Exasol User Group, 8 Oct 2018: PyEXASOL and UDF

  • 1. Data ingestion with PyEXASOL and UDFs Vitaly Markov
  • 2. What is Badoo? ❖ Dating-focused ❖ Social network ❖ Multiple brands ❖ ~ 190 countries ❖ ~ 47 languages ❖ ~ 400,000,000 users
  • 3. Exasol setup ❖ Bare-metal hardware ❖ 20 (+1) nodes: ➢ ~ 480 CPU cores total ➢ ~ 14 Tb RAM total ➢ ~ 350 Tb raw hot data ❖ ~ 20,000,000,000 events daily ❖ ~ 98% cache hit rate
  • 5. ❖ Network-bound (WiFi, VPN) ❖ Benefits from compression ❖ CPU-bound, but many cores ❖ Benefits from multiprocessing Person with laptop Server in datacenter
  • 6. PyEXASOL ❖ Websocket protocol ❖ Python 3.6+ ❖ HTTP transport, compression ❖ Multiprocessing ❖ Feature-rich ❖ For analysts with laptops ❖ For parallel machine learning
  • 7. What's wrong with ODBC? ODBC driver Python objects Pandas DataFrame slow
  • 9. Parallel HTTP Transport 200M users are scored in 3 minutes
  • 10. 100% CPU usage on all cores Progress tracking:
  • 11. How it looks in Exasol EXPORT my_table INTO CSV AT 'http://27.1.0.30:33601' FILE '000.csv' AT 'http://27.1.0.31:41733' FILE '001.csv' AT 'http://27.1.0.32:45014' FILE '002.csv' AT 'http://27.1.0.33:42071' FILE '003.csv' AT 'http://27.1.0.34:36669' FILE '004.csv' AT 'http://27.1.0.35:36794' FILE '005.csv'
  • 12. Other features ❖ Multi-host connection strings ❖ SQL formatter ❖ SSL encryption ❖ Local config (.ini file) ❖ Metadata requests ❖ Profiling of last query ❖ Built-in UDF script output server
  • 15. UDF Framework ❖ Run anything in Exasol ❖ In massively parallel manner ❖ Very flexible ❖ Great for IMPORT / EXPORT ❖ But: ➢ Requires some skill ➢ Lack of practical manual
  • 16. Parallel import from MySQL ❖ MariaDB JDBC driver ❖ Protocol compression ❖ ~ 200 MySQL hosts ❖ ~ 376,400 shards ❖ Up to 800 parallel threads ❖ 500,000,000 rows in 10m
  • 17. Hadoop ORC support ❖ Columnar format ❖ Native Java API ❖ VectorizedRowBatch (fast!) ❖ Exasol can pre-sort data ❖ Optional bloom filters ❖ Many custom settings
  • 18. Logging best practices INF VM:139966036683480 B:1 I:16 2018-09-22 18:30:57.718 [Start BATCH] {"total_memory":61,"db_host":"dbs156.mlan","max_memory":494} INF VM:139966036683480 B:1 I:16 2018-09-22 18:30:57.939 [Finish spot] {"spot_id":"189607","db_host":"dbs156.mlan","row_count":16} INF VM:139966036683480 B:1 I:16 2018-09-22 18:30:57.976 [Finish spot] {"spot_id":"189614","db_host":"dbs156.mlan","row_count":24} INF VM:139966036683480 B:1 I:16 2018-09-22 18:31:00.788 [Finish BATCH] {"total_memory":61,"total_duration":3.067,"row_count_total":2924,"spot_count_total ":174,"fetch_duration":0.695,"db_host":"dbs156.mlan","statement_duration":1.99,"co mpression":"ON","bytes_sent":"797967","max_memory":494} PyEXASOL function: execute_udf_output()

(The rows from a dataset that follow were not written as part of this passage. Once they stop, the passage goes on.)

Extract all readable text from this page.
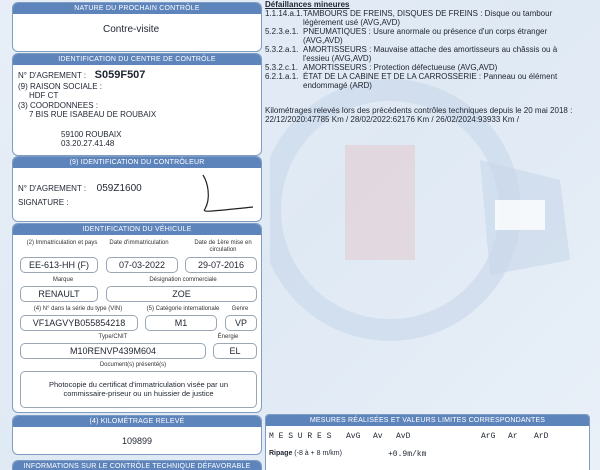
NATURE DU PROCHAIN CONTRÔLE
Contre-visite
IDENTIFICATION DU CENTRE DE CONTRÔLE
N° D'AGREMENT : S059F507
(9) RAISON SOCIALE :
HDF CT
(3) COORDONNEES :
7 BIS RUE ISABEAU DE ROUBAIX
59100 ROUBAIX
03.20.27.41.48
(9) IDENTIFICATION DU CONTRÔLEUR
N° D'AGREMENT : 059Z1600
SIGNATURE :
IDENTIFICATION DU VÉHICULE
(2) Immatriculation et pays	Date d'immatriculation	Date de 1ère mise en circulation
EE-613-HH (F)	07-03-2022	29-07-2016
Marque	Désignation commerciale
RENAULT	ZOE
(4) N° dans la série du type (VIN)	(5) Catégorie internationale	Genre
VF1AGVYB055854218	M1	VP
Type/CNIT	Énergie
M10RENVP439M604	EL
Document(s) présenté(s)
Photocopie du certificat d'immatriculation visée par un
commissaire-priseur ou un huissier de justice
(4) KILOMÉTRAGE RELEVÉ
109899
INFORMATIONS SUR LE CONTRÔLE TECHNIQUE DÉFAVORABLE
Défaillances mineures
1.1.14.a.1. TAMBOURS DE FREINS, DISQUES DE FREINS : Disque ou tambour
légèrement usé (AVG,AVD)
5.2.3.e.1. PNEUMATIQUES : Usure anormale ou présence d'un corps étranger
(AVG,AVD)
5.3.2.a.1. AMORTISSEURS : Mauvaise attache des amortisseurs au châssis ou à
l'essieu (AVG,AVD)
5.3.2.c.1. AMORTISSEURS : Protection défectueuse (AVG,AVD)
6.2.1.a.1. ÉTAT DE LA CABINE ET DE LA CARROSSERIE : Panneau ou élément
endommagé (ARD)
Kilométrages relevés lors des précédents contrôles techniques depuis le 20 mai 2018 :
22/12/2020:47785 Km / 28/02/2022:62176 Km / 26/02/2024:93933 Km /
MESURES RÉALISÉES ET VALEURS LIMITES CORRESPONDANTES
M E S U R E S AvG Av AvD	ArG Ar ArD
Ripage (-8 à + 8 m/km)	+0.9m/km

  • 20. Memory pitfall Exasol DB RAM Cluster OS UDF Pre-allocated during startup Set in ExaOperations: DB RAM, Huge Pages Required for OS Tiny! ❖ Always monitor memory usage ❖ Exasol may lose parallelism if >4Gb RAM used per node ❖ Increase this limit if you need it (contact Customer Support)
  • 21. Long transaction pitfall Process 2 Process 1 Process 3 Process 4 ❖ Some groups are slow ❖ Not obvious ❖ Hard to profile ❖ Holding locks ❖ Holding resources ❖ QUERY_TIMEOUT helps
  • 22. Gists ❖ Exasol UDF: Import from MySQL ❖ Exasol UDF: Import from Hadoop ORC ❖ Exasol UDF: Export to Hadoop ORC Icons from the Noun Project Thank you!